Alan had his business to consider. He’s a self-employed contractor, and everything was put on hold while he worked on getting his family back into their home. He credits the devoted subcontractors who work for him with making sure that the project ran in a timely manner. And the quick decisions that he and Paige collaborated on helped the rebuild go quickly.

“We both know what we like, and Alan sees the design elements every day in his business,” says Paige. “We agree about most things that we want in a house, so Alan just pulled the trigger on a few decisions knowing that I would have chosen it too.”

In the home of Alan and Paige Colby, a formerly arched doorway leading from the breakfast room to the living room became squared off with a weathered beam topping the opening.

It was quick decisions, a dedicated supply chain, and a knowledge of the building process that gave the Colbys an advantage when rebuilding their flooded home. Alan’s first task immediately after the water receded was putting together a start-to-finish project plan. He questioned the adjustment process and made sure he had very good documentation in the demolition. He jumped on a fast track.

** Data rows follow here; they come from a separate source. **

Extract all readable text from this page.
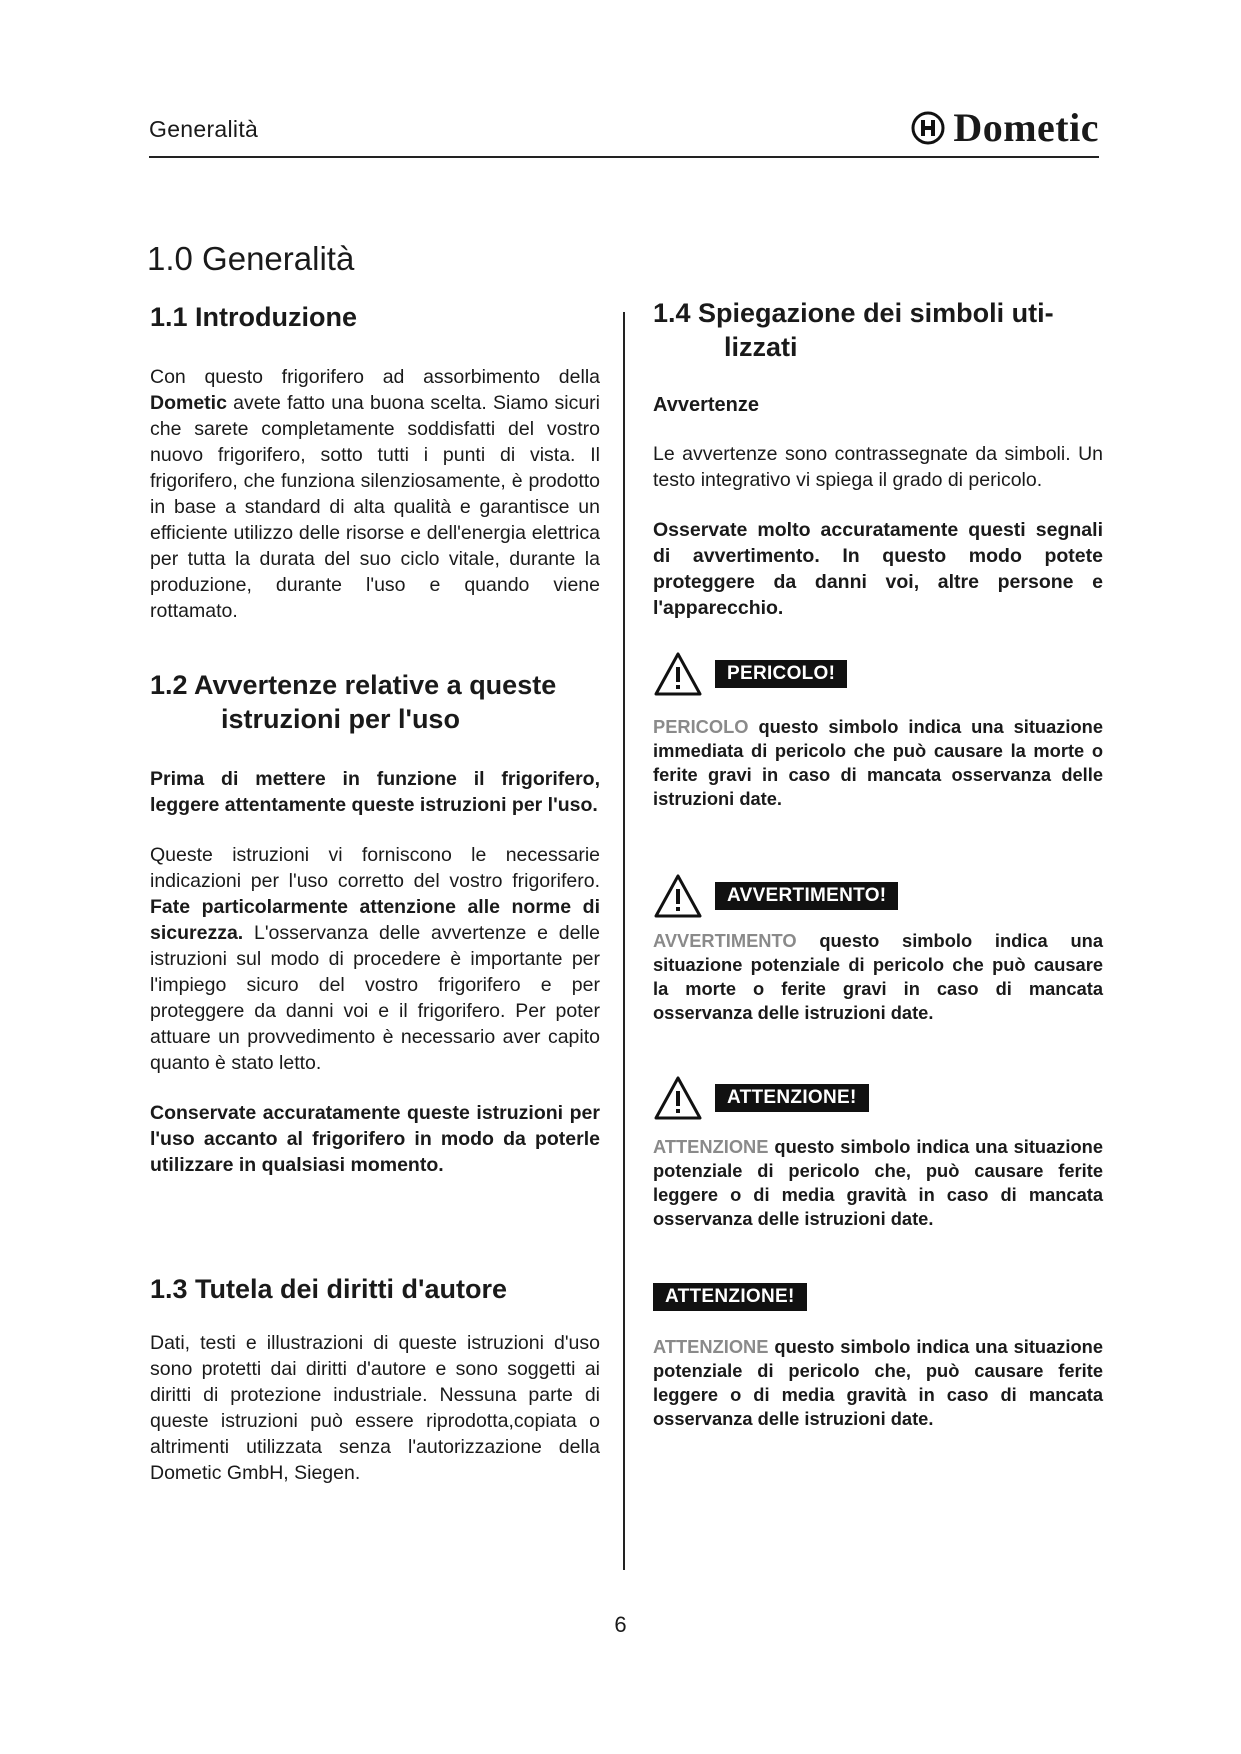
Generalità	Dometic
1.0 Generalità
1.1 Introduzione

Con questo frigorifero ad assorbimento della Dometic avete fatto una buona scelta. Siamo sicuri che sarete completamente soddisfatti del vostro nuovo frigorifero, sotto tutti i punti di vista. Il frigorifero, che funziona silenziosamente, è prodotto in base a standard di alta qualità e garantisce un efficiente utilizzo delle risorse e dell'energia elettrica per tutta la durata del suo ciclo vitale, durante la produzione, durante l'uso e quando viene rottamato.

1.2 Avvertenze relative a queste
istruzioni per l'uso

Prima di mettere in funzione il frigorifero, leggere attentamente queste istruzioni per l'uso.

Queste istruzioni vi forniscono le necessarie indicazioni per l'uso corretto del vostro frigorifero. Fate particolarmente attenzione alle norme di sicurezza. L'osservanza delle avvertenze e delle istruzioni sul modo di procedere è importante per l'impiego sicuro del vostro frigorifero e per proteggere da danni voi e il frigorifero. Per poter attuare un provvedimento è necessario aver capito quanto è stato letto.

Conservate accuratamente queste istruzioni per l'uso accanto al frigorifero in modo da poterle utilizzare in qualsiasi momento.

1.3 Tutela dei diritti d'autore

Dati, testi e illustrazioni di queste istruzioni d'uso sono protetti dai diritti d'autore e sono soggetti ai diritti di protezione industriale. Nessuna parte di queste istruzioni può essere riprodotta,copiata o altrimenti utilizzata senza l'autorizzazione della Dometic GmbH, Siegen.

1.4 Spiegazione dei simboli uti-
lizzati
Avvertenze

Le avvertenze sono contrassegnate da simboli. Un testo integrativo vi spiega il grado di pericolo.

Osservate molto accuratamente questi segnali di avvertimento. In questo modo potete proteggere da danni voi, altre persone e l'apparecchio.

PERICOLO!

PERICOLO questo simbolo indica una situazione immediata di pericolo che può causare la morte o ferite gravi in caso di mancata osservanza delle istruzioni date.

AVVERTIMENTO!

AVVERTIMENTO questo simbolo indica una situazione potenziale di pericolo che può causare la morte o ferite gravi in caso di mancata osservanza delle istruzioni date.

ATTENZIONE!

ATTENZIONE questo simbolo indica una situazione potenziale di pericolo che, può causare ferite leggere o di media gravità in caso di mancata osservanza delle istruzioni date.

ATTENZIONE!

ATTENZIONE questo simbolo indica una situazione potenziale di pericolo che, può causare ferite leggere o di media gravità in caso di mancata osservanza delle istruzioni date.

6
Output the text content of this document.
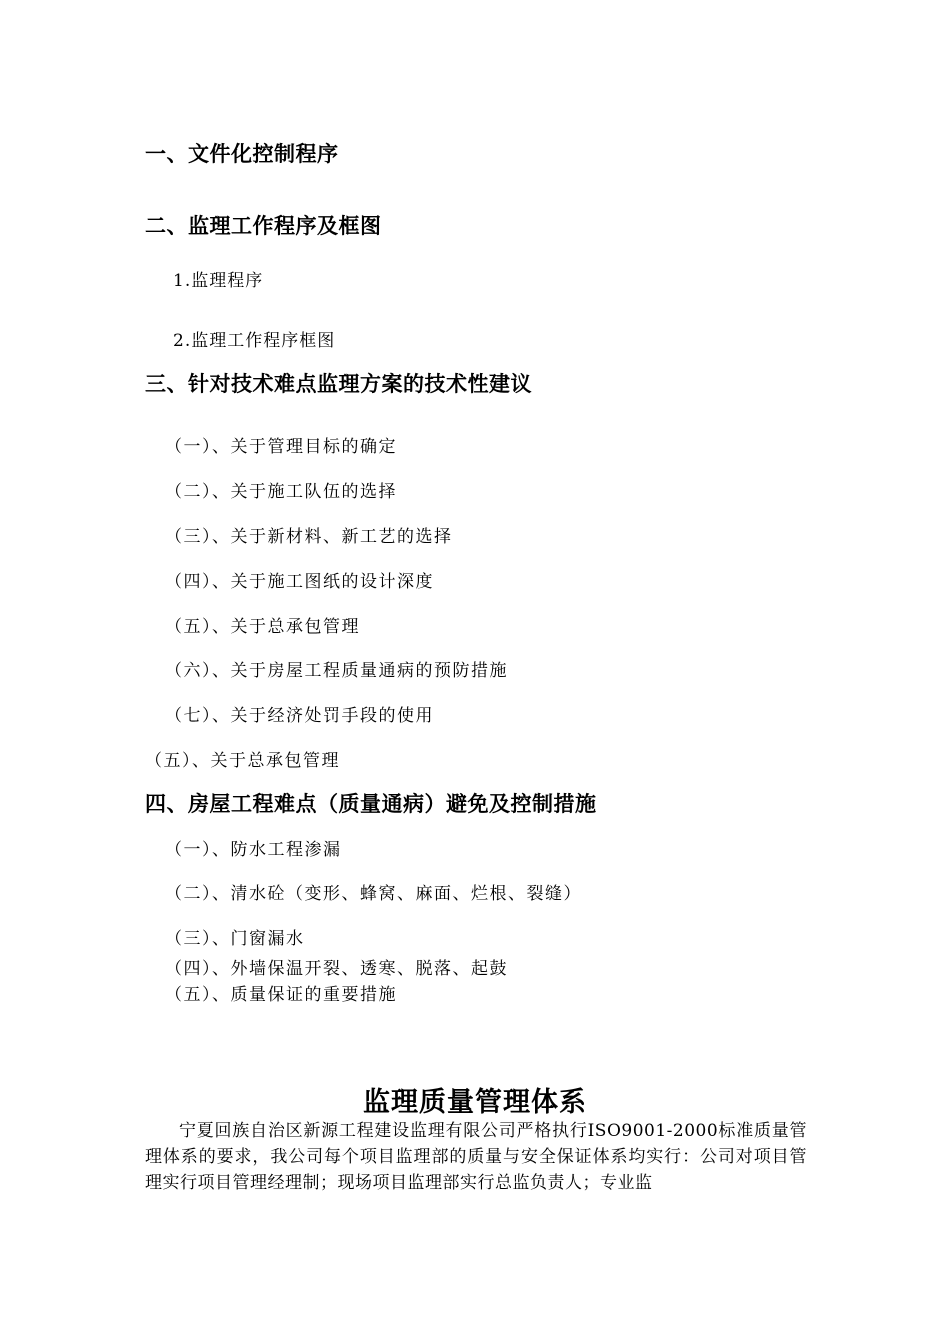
一、文件化控制程序
二、监理工作程序及框图
1.监理程序
2.监理工作程序框图
三、针对技术难点监理方案的技术性建议
（一）、关于管理目标的确定
（二）、关于施工队伍的选择
（三）、关于新材料、新工艺的选择
（四）、关于施工图纸的设计深度
（五）、关于总承包管理
（六）、关于房屋工程质量通病的预防措施
（七）、关于经济处罚手段的使用
（五）、关于总承包管理
四、房屋工程难点（质量通病）避免及控制措施
（一）、防水工程渗漏
（二）、清水砼（变形、蜂窝、麻面、烂根、裂缝）
（三）、门窗漏水
（四）、外墙保温开裂、透寒、脱落、起鼓
（五）、质量保证的重要措施
监理质量管理体系
宁夏回族自治区新源工程建设监理有限公司严格执行ISO9001-2000标准质量管理体系的要求，我公司每个项目监理部的质量与安全保证体系均实行：公司对项目管理实行项目管理经理制；现场项目监理部实行总监负责人；专业监
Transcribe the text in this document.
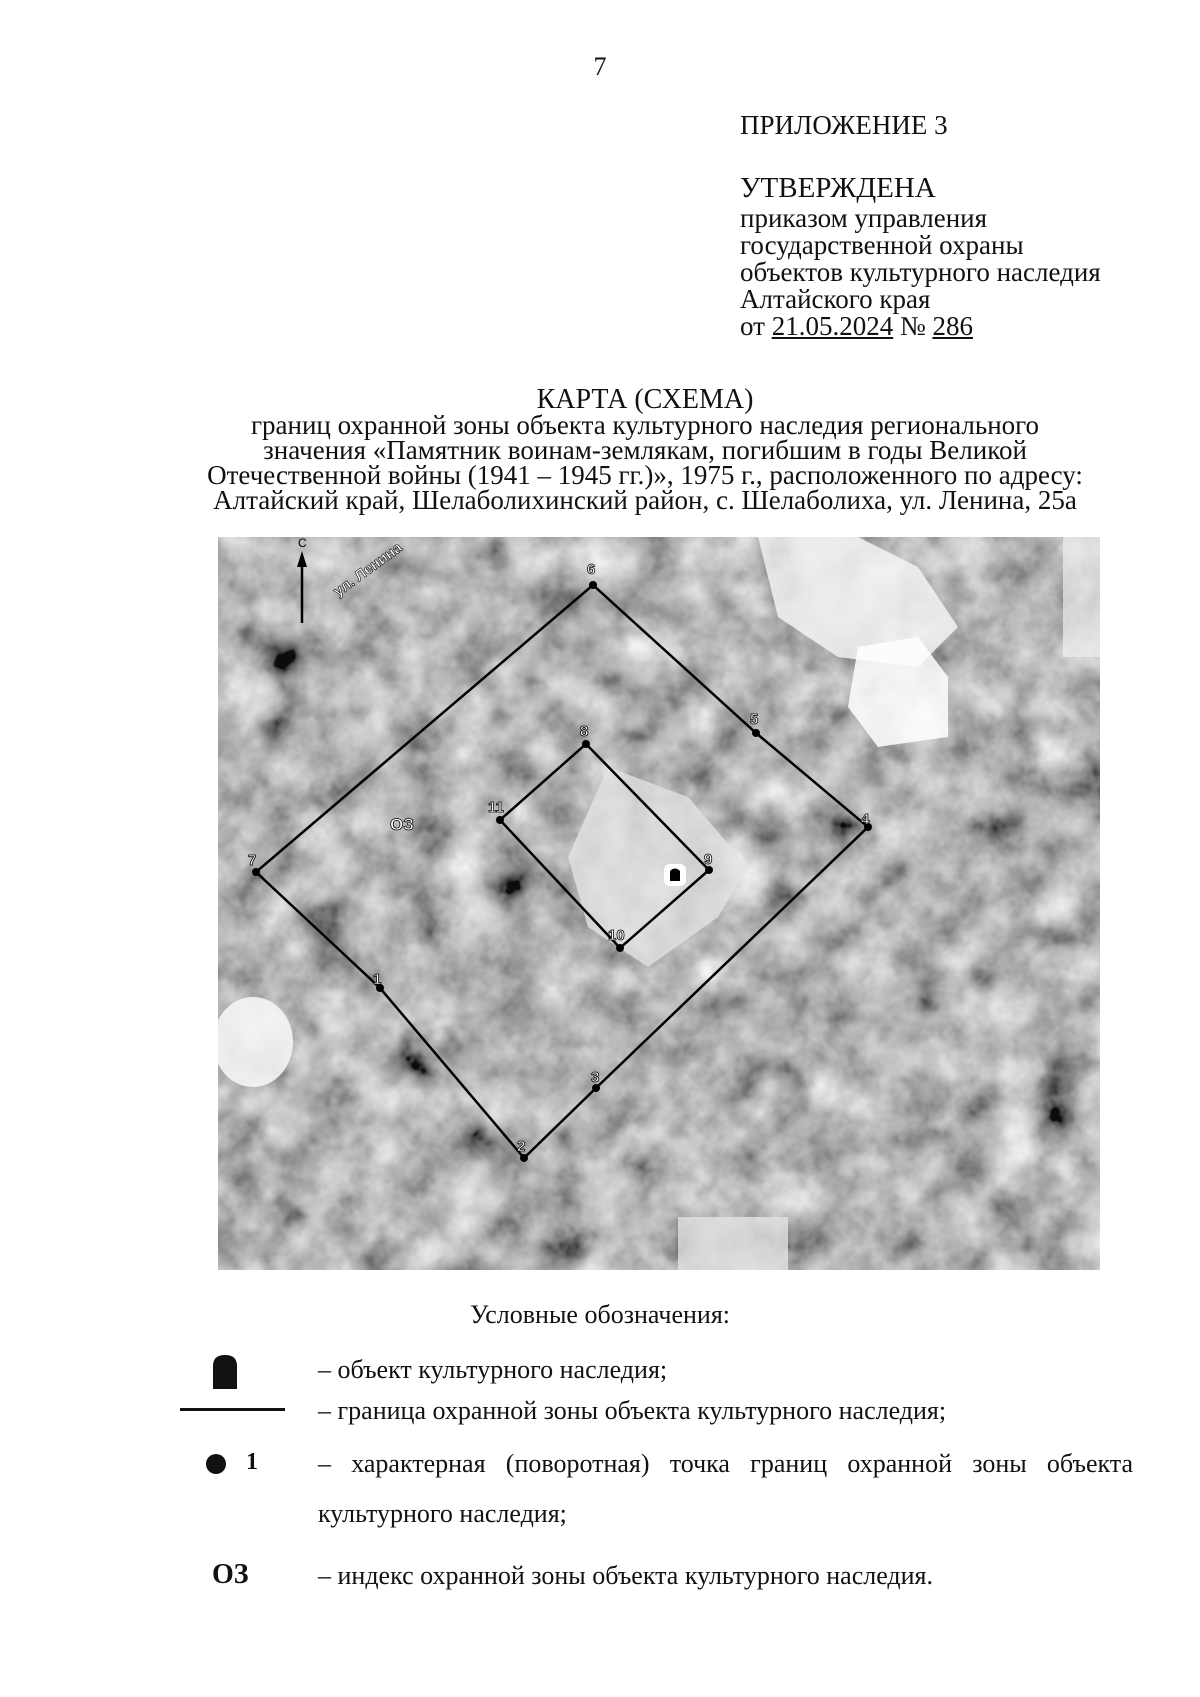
7
ПРИЛОЖЕНИЕ 3
УТВЕРЖДЕНА
приказом управления
государственной охраны
объектов культурного наследия
Алтайского края
от 21.05.2024 № 286
КАРТА (СХЕМА)
границ охранной зоны объекта культурного наследия регионального
значения «Памятник воинам-землякам, погибшим в годы Великой
Отечественной войны (1941 – 1945 гг.)», 1975 г., расположенного по адресу:
Алтайский край, Шелаболихинский район, с. Шелаболиха, ул. Ленина, 25а
С ул. Ленина
ОЗ
1
2
3
4
5
6
7
8
9
10
11
Условные обозначения:
– объект культурного наследия;
– граница охранной зоны объекта культурного наследия;
1 – характерная (поворотная) точка границ охранной зоны объекта
культурного наследия;
ОЗ	– индекс охранной зоны объекта культурного наследия.
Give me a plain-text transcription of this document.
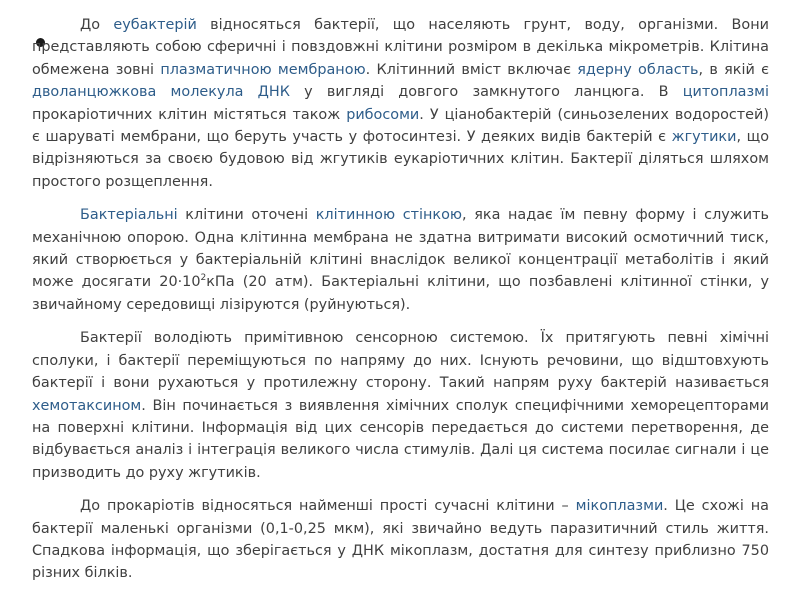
До еубактерій відносяться бактерії, що населяють грунт, воду, організми. Вони представляють собою сферичні і повздовжні клітини розміром в декілька мікрометрів. Клітина обмежена зовні плазматичною мембраною. Клітинний вміст включає ядерну область, в якій є дволанцюжкова молекула ДНК у вигляді довгого замкнутого ланцюга. В цитоплазмі прокаріотичних клітин містяться також рибосоми. У ціанобактерій (синьозелених водоростей) є шаруваті мембрани, що беруть участь у фотосинтезі. У деяких видів бактерій є жгутики, що відрізняються за своєю будовою від жгутиків еукаріотичних клітин. Бактерії діляться шляхом простого розщеплення.

Бактеріальні клітини оточені клітинною стінкою, яка надає їм певну форму і служить механічною опорою. Одна клітинна мембрана не здатна витримати високий осмотичний тиск, який створюється у бактеріальній клітині внаслідок великої концентрації метаболітів і який може досягати $20\cdot 10^2кПа$ (20 атм). Бактеріальні клітини, що позбавлені клітинної стінки, у звичайному середовищі лізіруются (руйнуються).

Бактерії володіють примітивною сенсорною системою. Їх притягують певні хімічні сполуки, і бактерії переміщуються по напряму до них. Існують речовини, що відштовхують бактерії і вони рухаються у протилежну сторону. Такий напрям руху бактерій називається хемотаксином. Він починається з виявлення хімічних сполук специфічними хеморецепторами на поверхні клітини. Інформація від цих сенсорів передається до системи перетворення, де відбувається аналіз і інтеграція великого числа стимулів. Далі ця система посилає сигнали і це призводить до руху жгутиків.

До прокаріотів відносяться найменші прості сучасні клітини – мікоплазми. Це схожі на бактерії маленькі організми (0,1-0,25 мкм), які звичайно ведуть паразитичний стиль життя. Спадкова інформація, що зберігається у ДНК мікоплазм, достатня для синтезу приблизно 750 різних білків.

“Paige was willing to take more time with the whole process,” says Alan, who moved his family back to the house before Thanksgiving. “But every day I dealt with this house was a day I didn’t deal with my business.”

When redesigning the house, the Colbys instinctively knew that they were going to lighten up the interior. Heavy drapes, dark rugs and traditional elements of the former home were eschewed for a more transitional look. Paige has a good eye and knows what she likes, but she also pulled in interior decorator Jillian Frieberg to help with some design decisions. And being up to date while still being kid friendly was paramount.

“We knew that an all-white interior was not going to work,” says Paige. “It needed to look good but still be practical for our family.”

With family in mind, the Colbys replaced heart-of-pine flooring—which proved too soft for their active kids—with a mix of white and red oak for color variation and durability. In lieu of marble, they chose quartzite countertops for the kitchen for its ability to withstand wear. And pocket doors were installed between the living room and the master bedroom door, giving more privacy and decreasing noise from the kitchen and keeping room when their children have friends over. But it’s not actually what the Colbys added that has made such a difference, it is what they have taken away.

“After living in another house for three months without access to a lot of our stuff, I realized how little we actually need,” says Paige. “It was a forced purge. I would look at things that I had saved and ask why I needed it. No one would have chosen to purge in such a way, but it has been freeing to clean out and start fresh. It’s a new beginning.”